The age of manifestation in HNPCC is usually under 50 (average age 45 years). The majority of all colorectal carcinomas are located in the right hemicolon. Histologically they tend to be poorly differentiated with abundant mucin and marked lymphocytic infiltration. Carriers of a mutation in one of the four responsible DNA mismatch repair genes are also at a higher lifetime risk of other tumors, mainly endometrial, ovarian, gastric, urothelial, bile duct carcinomas and carcinomas of the small intestine.

HNPCC (Hereditary Nonpolyposis Colorectal Cancer) follows an autosomal dominant inheritance pattern caused by mutations in the DNA mismatch repair genes (MMR): MLH1, MSH2, MSH6 and PMS2. The germline mutation, usually inherited from one parent, is present in every somatic cell while the second, functioning allele suffices to keep the repair system intact. A random mutation event (somatic mutation) causes the so far intact allele to lose its function as well; the cell exhibits a repair defect (Knudson multiple-hit hypothesis). Inactivating point mutation in MLH1 and MSH2 make up approximately 60% and 30% of all MMR gene mutations respectively, 7–10% are MSH6 mutations and less than 5% are PMS2 mutations. The MMR system recognizes and corrects errors during DNA replication. Mutations in the MMR genes result in defective DNA replication during the cell division in the tumor tissue and thus to accumulation of mutations and altered protein expression. This is also explains the immune response in form of lymphocytic infiltration in the tumor tissue.

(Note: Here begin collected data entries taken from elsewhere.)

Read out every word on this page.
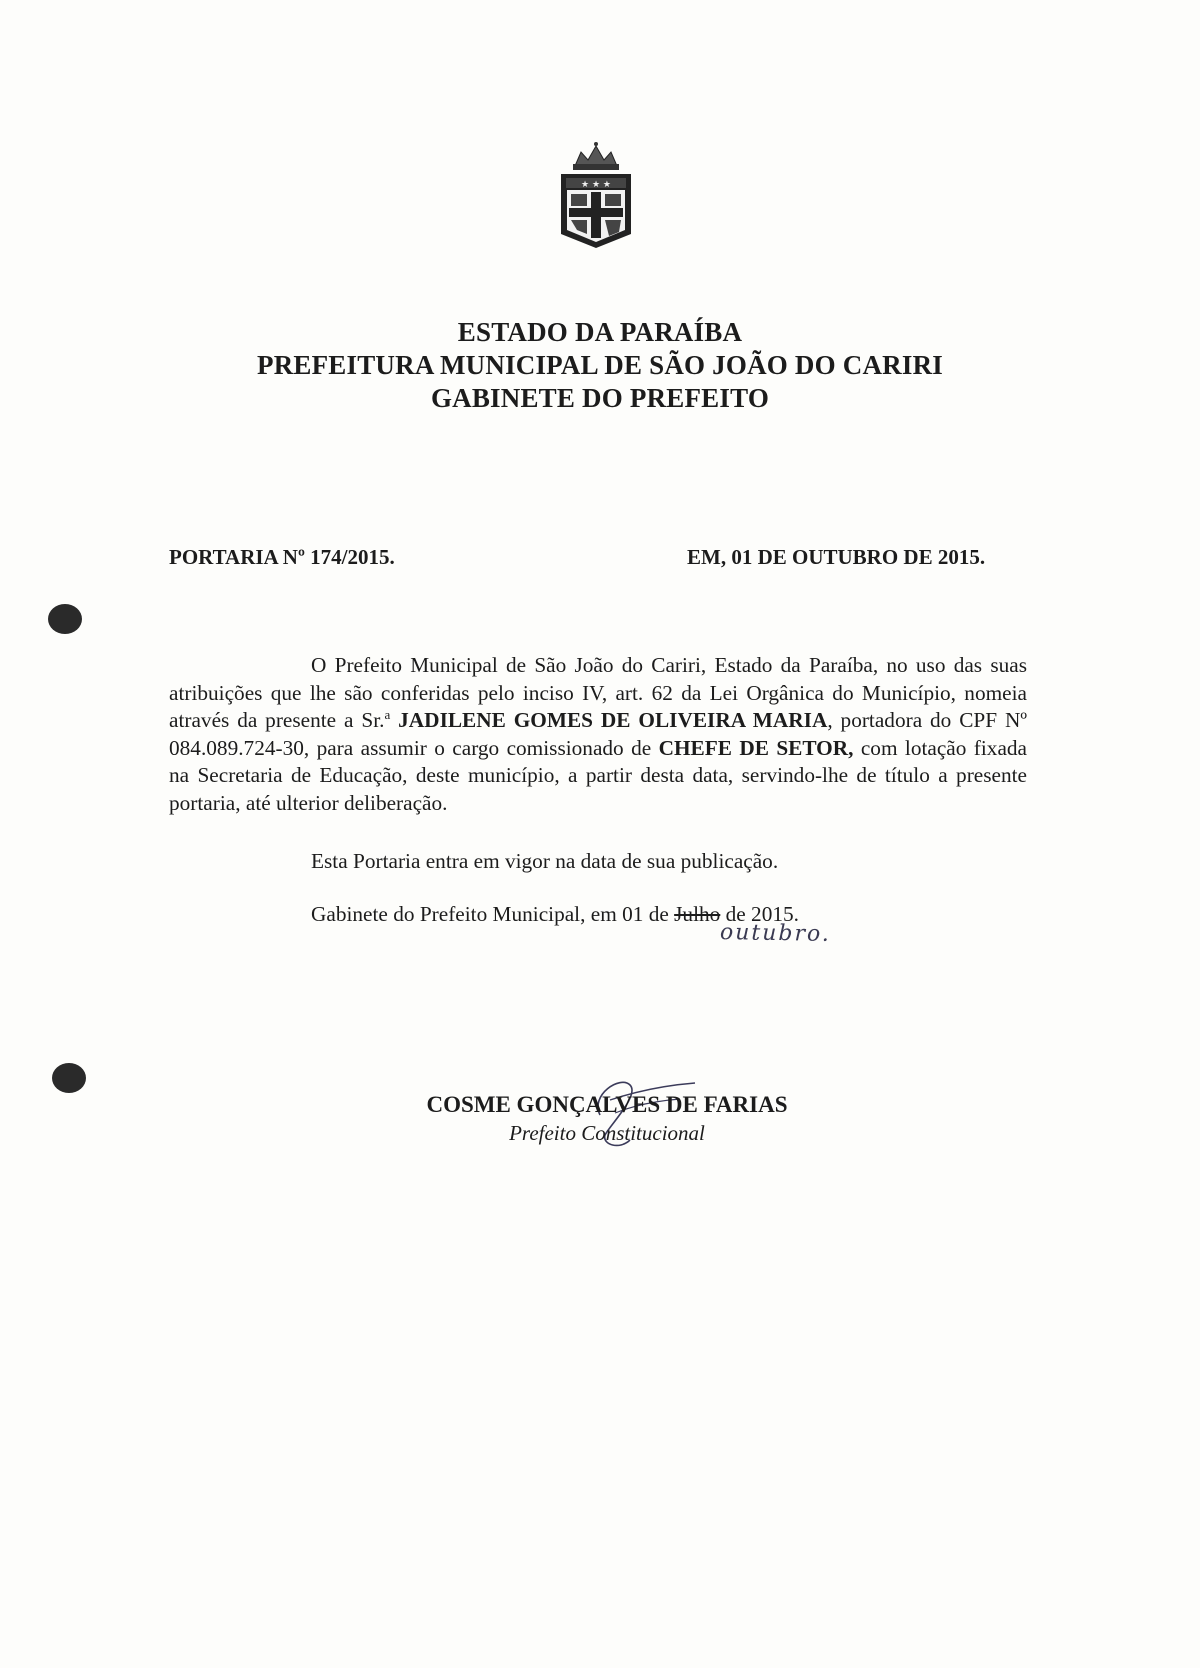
★ ★ ★
ESTADO DA PARAÍBA
PREFEITURA MUNICIPAL DE SÃO JOÃO DO CARIRI
GABINETE DO PREFEITO
PORTARIA Nº 174/2015.	EM, 01 DE OUTUBRO DE 2015.
O Prefeito Municipal de São João do Cariri, Estado da Paraíba, no uso das suas atribuições que lhe são conferidas pelo inciso IV, art. 62 da Lei Orgânica do Município, nomeia através da presente a Sr.$^a$ JADILENE GOMES DE OLIVEIRA MARIA, portadora do CPF Nº 084.089.724-30, para assumir o cargo comissionado de CHEFE DE SETOR, com lotação fixada na Secretaria de Educação, deste município, a partir desta data, servindo-lhe de título a presente portaria, até ulterior deliberação.
Esta Portaria entra em vigor na data de sua publicação.
Gabinete do Prefeito Municipal, em 01 de Julho de 2015.
outubro.
COSME GONÇALVES DE FARIAS
Prefeito Constitucional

The diagnosis HNPCC is established clinically, when the Amsterdam criteria are fulfilled (see indication). The Amsterdam criteria, however, are frequently not fulfilled due to the low number of family members or incomplete penetrance of the HNPCC syndrome. Therefore, the revised Bethesda guidelines were formulated to identify further HNPCC patients (see indication).

The HNPCC diagnostic procedure involves several steps: If HNPCC is suspected (according to the Amsterdam or revised Bethesda criteria) a microsatellite (MSI) analysis as well as immunohistochemical analysis (IHC) from tumor material is carried out.

If a patient fulfills the Amsterdam or Bethesda criteria, HNPCC is suspected. Clarification regarding whether the disease is present involves several steps. Initially, an affected individual (index patient) should be examined, just like in the case of any tumor disease. The tumor tissue is analyzed by immunohistochemistry (IHC) or microsatellite instability (MSI) (see chapter molecular Oncology – Pathology). HNPCC is confirmed if the absence of protein expression of one of the MMR genes or high microsatellite instability is detected. In dependence of the IHC result, a blood sample of the patient can then be tested for germline mutations of the MMR genes. If the index patient has a pathogenic germline mutation in one of the four MMR genes, other, so far healthy family members can undergo targeted mutation analysis. This falls under the category of predictive diagnostics; therefore, genetic counseling has to be carried out prior to testing as well as after having received the result (§10, section 2, GenDG). Carriers of a mutation in one of the MMR genes should attend a comprehensive medical prevention program, including annual coloscopy starting from the age of 25.